CVE-2024-21762 and Ivanti Flaws: Edge Gateway Scanning Escalates

Persistent Threats Against Edge Infrastructure

Defenders are observing a significant and sustained increase in scanning activity targeting perimeter security devices. According to the latest analysis from the SANS Internet Storm Center, automated probes are actively seeking out unpatched instances of Ivanti and Fortinet gateways. These devices, which are designed to provide secure access to internal networks, have become prime targets for both opportunistic attackers and sophisticated APT groups.

The targeting of edge infrastructure represents a shift in attacker TTP sets. By compromising a gateway, attackers can bypass the traditional network perimeter, often gaining a foothold that is invisible to internal EDR solutions. Once a breach occurs, the lack of visibility at the edge allows for unimpeded Lateral Movement throughout the corporate environment.

Deep Dive: Critical Vulnerabilities Under Fire

Ivanti Connect Secure and Policy Secure Risks

The most prevalent scanning activity revolves around a dangerous exploit chain involving CVE-2023-46805 and CVE-2024-21887. The first CVE is an authentication bypass vulnerability that allows an attacker to access restricted resources. When combined with the second, a command injection flaw, it leads to full RCE.

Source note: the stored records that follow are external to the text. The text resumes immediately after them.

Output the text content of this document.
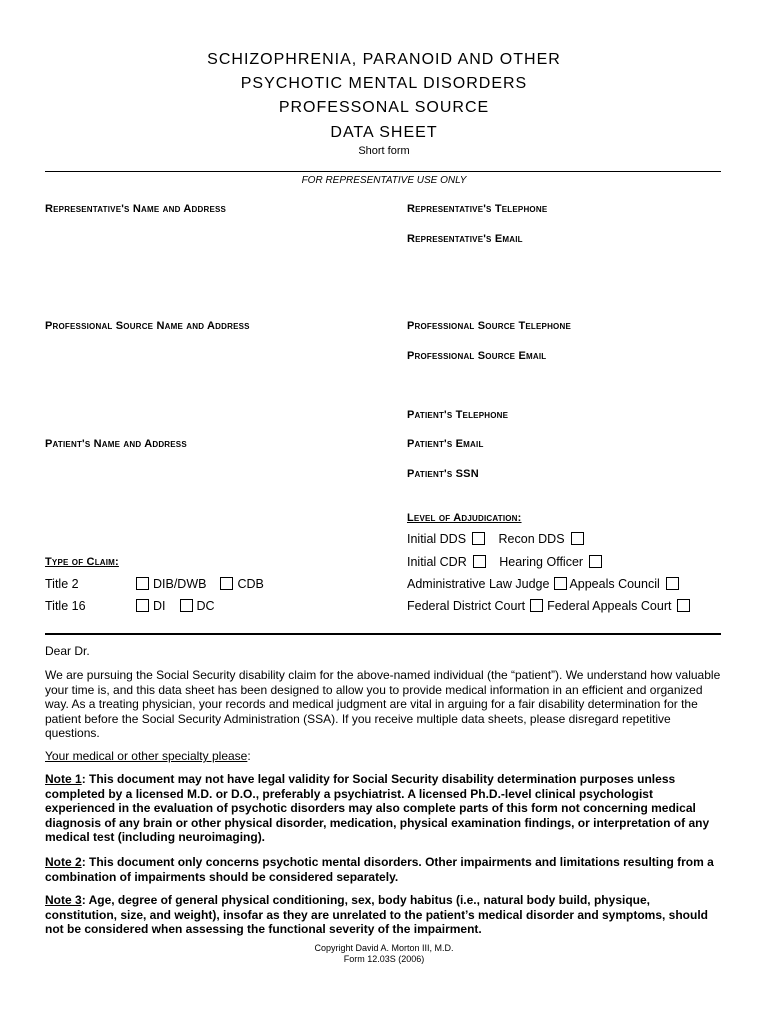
SCHIZOPHRENIA, PARANOID AND OTHER
PSYCHOTIC MENTAL DISORDERS
PROFESSONAL SOURCE
DATA SHEET
Short form
FOR REPRESENTATIVE USE ONLY
Representative's Name and Address	Representative's Telephone
Representative's Email
Professional Source Name and Address	Professional Source Telephone
Professional Source Email
Patient's Telephone
Patient's Name and Address	Patient's Email
Patient's SSN
Level of Adjudication:
Initial DDS	Recon DDS
Initial CDR	Hearing Officer
Administrative Law Judge Appeals Council
Federal District Court Federal Appeals Court
Type of Claim:
Title 2	DIB/DWB CDB
Title 16	DI DC
Dear Dr.
We are pursuing the Social Security disability claim for the above-named individual (the “patient”). We understand how valuable your time is, and this data sheet has been designed to allow you to provide medical information in an efficient and organized way. As a treating physician, your records and medical judgment are vital in arguing for a fair disability determination for the patient before the Social Security Administration (SSA). If you receive multiple data sheets, please disregard repetitive questions.
Your medical or other specialty please:
Note 1: This document may not have legal validity for Social Security disability determination purposes unless completed by a licensed M.D. or D.O., preferably a psychiatrist. A licensed Ph.D.-level clinical psychologist experienced in the evaluation of psychotic disorders may also complete parts of this form not concerning medical diagnosis of any brain or other physical disorder, medication, physical examination findings, or interpretation of any medical test (including neuroimaging).
Note 2: This document only concerns psychotic mental disorders. Other impairments and limitations resulting from a combination of impairments should be considered separately.
Note 3: Age, degree of general physical conditioning, sex, body habitus (i.e., natural body build, physique, constitution, size, and weight), insofar as they are unrelated to the patient’s medical disorder and symptoms, should not be considered when assessing the functional severity of the impairment.
Copyright David A. Morton III, M.D.
Form 12.03S (2006)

Implementing an effective Ivanti Connect Secure RCE mitigation strategy requires more than just a simple reboot. Defenders must ensure that the specific XML mitigation files provided by the vendor are applied correctly or, preferably, that the latest firmware updates are installed. Failure to do so leaves the device vulnerable to automated Phishing or direct exploitation attempts that can lead to a full-scale Ransomware deployment.

FortiOS SSL-VPN CVE-2024-21762 Patch Guidance

In addition to Ivanti, Fortinet devices are under heavy scrutiny. CVE-2024-21762 is a critical out-of-bounds write vulnerability in FortiOS that can be exploited via specially crafted HTTP requests. This vulnerability carries a CVSS score of 9.8, reflecting its high impact and ease of exploitation.

Organizations should follow official FortiOS SSL-VPN CVE-2024-21762 patch guidance by upgrading to the recommended versions (such as FortiOS 7.4.3 or higher). If patching is not immediately possible, disabling the SSL-VPN service is the only reliable way to prevent exploitation of this specific vector. Given that this flaw is often targeted by nation-state actors for Supply Chain Attack entry points, remediation should be treated as a top priority for the SOC.

Detection and Remediation Strategies

How to Detect CVE-2023-46805 Exploit Attempts

Proactive monitoring is essential for identifying active threats. To understand how to detect CVE-2023-46805 exploit activity, security teams should analyze web server logs for unusual requests to specific API endpoints, such as /api/v1/configuration/users/user-roles. Any IoC related to unauthorized access to these paths should trigger an immediate investigation.

Defenders should also consider the following actions:

• Log Ingestion: Ensure all gateway logs are being forwarded to a SIEM for correlation and long-term analysis.
• Integrity Checks: Use the vendor-provided External Integrity Checker (ICT) for Ivanti devices to detect any unauthorized modifications to the file system.
• Zero Trust Implementation: Shift toward a Zero Trust model where the gateway itself is not inherently trusted, and all internal traffic is strictly authenticated and inspected.

By focusing on these edge vulnerabilities and adhering to the MITRE ATT&CK framework for detection, organizations can better defend against the current wave of gateway-focused attacks.